The capital market is essentially a financial market where the debt and equity shares are purchased and sold by the investors. The market is further divided into two different parts, which are:
- Primary Market
- Secondary Market
What is Primary Market?
It is a marketplace where the investors purchase the shares directly from the company. The prices of the securities generally remain fixed. The securities can be issued through a public issue or the private placement. Now, there is a point of difference between the two terms. According to the guidelines issued by the Securities and Exchange Board of India (SEBI), if the shares are being allocated by the company to the 50 investors or more, then it is known as the public issue. On the other hand, if the securities are issued to less than 50 investors, then the issue is known as the private placement. After the capital is raised by the company, then in the next process, it gets listed on the stock exchange where the shares are being traded. It is also known as the New Issue Market (NIM).
What is Secondary Market?
It is basically a marketplace where the investors and traders carry out trade in the securities. This process is carried out after the completion of the Initial Public Offer (IPO) and the shares are being sold in the primary market. In simple terms, it is essentially a platform to trade the listed equities. The prices of the securities being offered in the secondary market tend to vary that largely depends upon the demand and supply of the securities. The Bombay Stock Exchange (BSE) and National Stock Exchange (NSE) are the secondary market. The secondary market mainly comprises of the equity and debt markets. Here, when the securities are being sold from one investor to another investor, then risk or reward being associated with the underlying stock is also transferred. It is also known as the After Issue Market (AIM).

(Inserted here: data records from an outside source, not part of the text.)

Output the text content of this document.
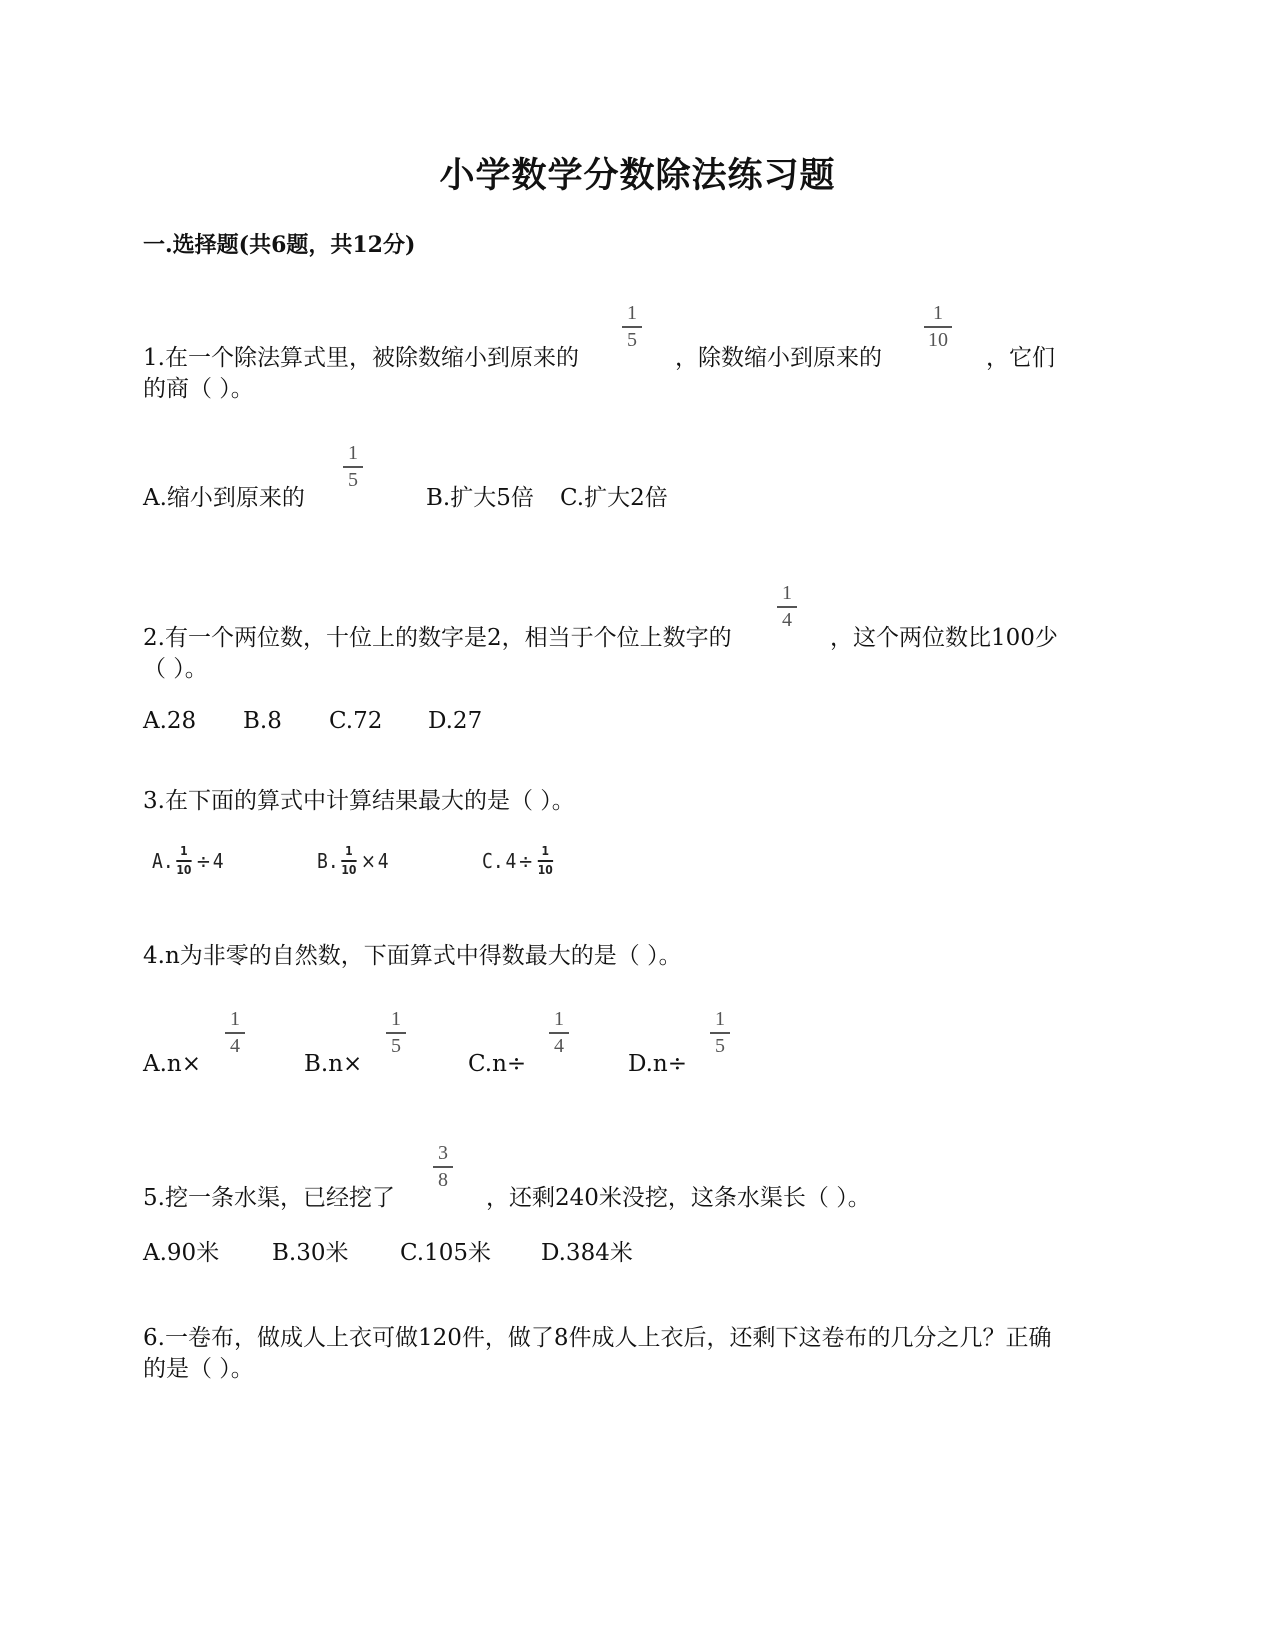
小学数学分数除法练习题
一.选择题(共6题，共12分)
1.在一个除法算式里，被除数缩小到原来的
1
5
，除数缩小到原来的
1
10
，它们
的商（ ）。
A.缩小到原来的
1
5
B.扩大5倍 C.扩大2倍
2.有一个两位数，十位上的数字是2，相当于个位上数字的
1
4
，这个两位数比100少
（ ）。
A.28 B.8 C.72 D.27
3.在下面的算式中计算结果最大的是（ ）。
A. 1
10 ÷ 4	B. 1
10 × 4	C. 4 ÷ 1
10
4.n为非零的自然数，下面算式中得数最大的是（ ）。
A.n×
1
4
B.n×
1
5
C.n÷
1
4
D.n÷
1
5
5.挖一条水渠，已经挖了
3
8
，还剩240米没挖，这条水渠长（ ）。
A.90米 B.30米 C.105米 D.384米
6.一卷布，做成人上衣可做120件，做了8件成人上衣后，还剩下这卷布的几分之几？正确
的是（ ）。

Difference Between Primary Market and Secondary Market
The prominent points of difference between the primary and secondary market are as follows:
- Participants: Underwriters, financial institutions, mutual funds, etc are the participants of the primary market whereas the stockbrokers who are members of the stock exchange are the main participants of the secondary market. There is no restriction on the primary market participants to buy or sell in the secondary market.
- Number of Times Securities Can be Sold: In the primary market, the securities can be sold only one time. On the other hand, in the secondary market, the securities can be sold multiple times.
- Buying and Selling Shares: Here the buying and selling of the securities is carried out between the company and investors. In the secondary market, the buying and selling process is done mutually between the investors.
- Intermediary: The underwriters or investment banks are intermediaries in the primary market and the brokers play the role of the intermediaries in the secondary market.
- Share Price: The prices of the shares are fixed at par value in the primary market whereas it keeps on fluctuating in the secondary market according to the demand and supply in the market.
If you are purchasing the shares from the primary market, then the company gets the fresh capital. As an informed investor, it is imperative that you must know about plan regarding the usage of funds by the company. If you are purchasing securities from the secondary market, then it is important to note that the company won’t be able to get the fresh funds because the exchange of securities is done between the two investors only.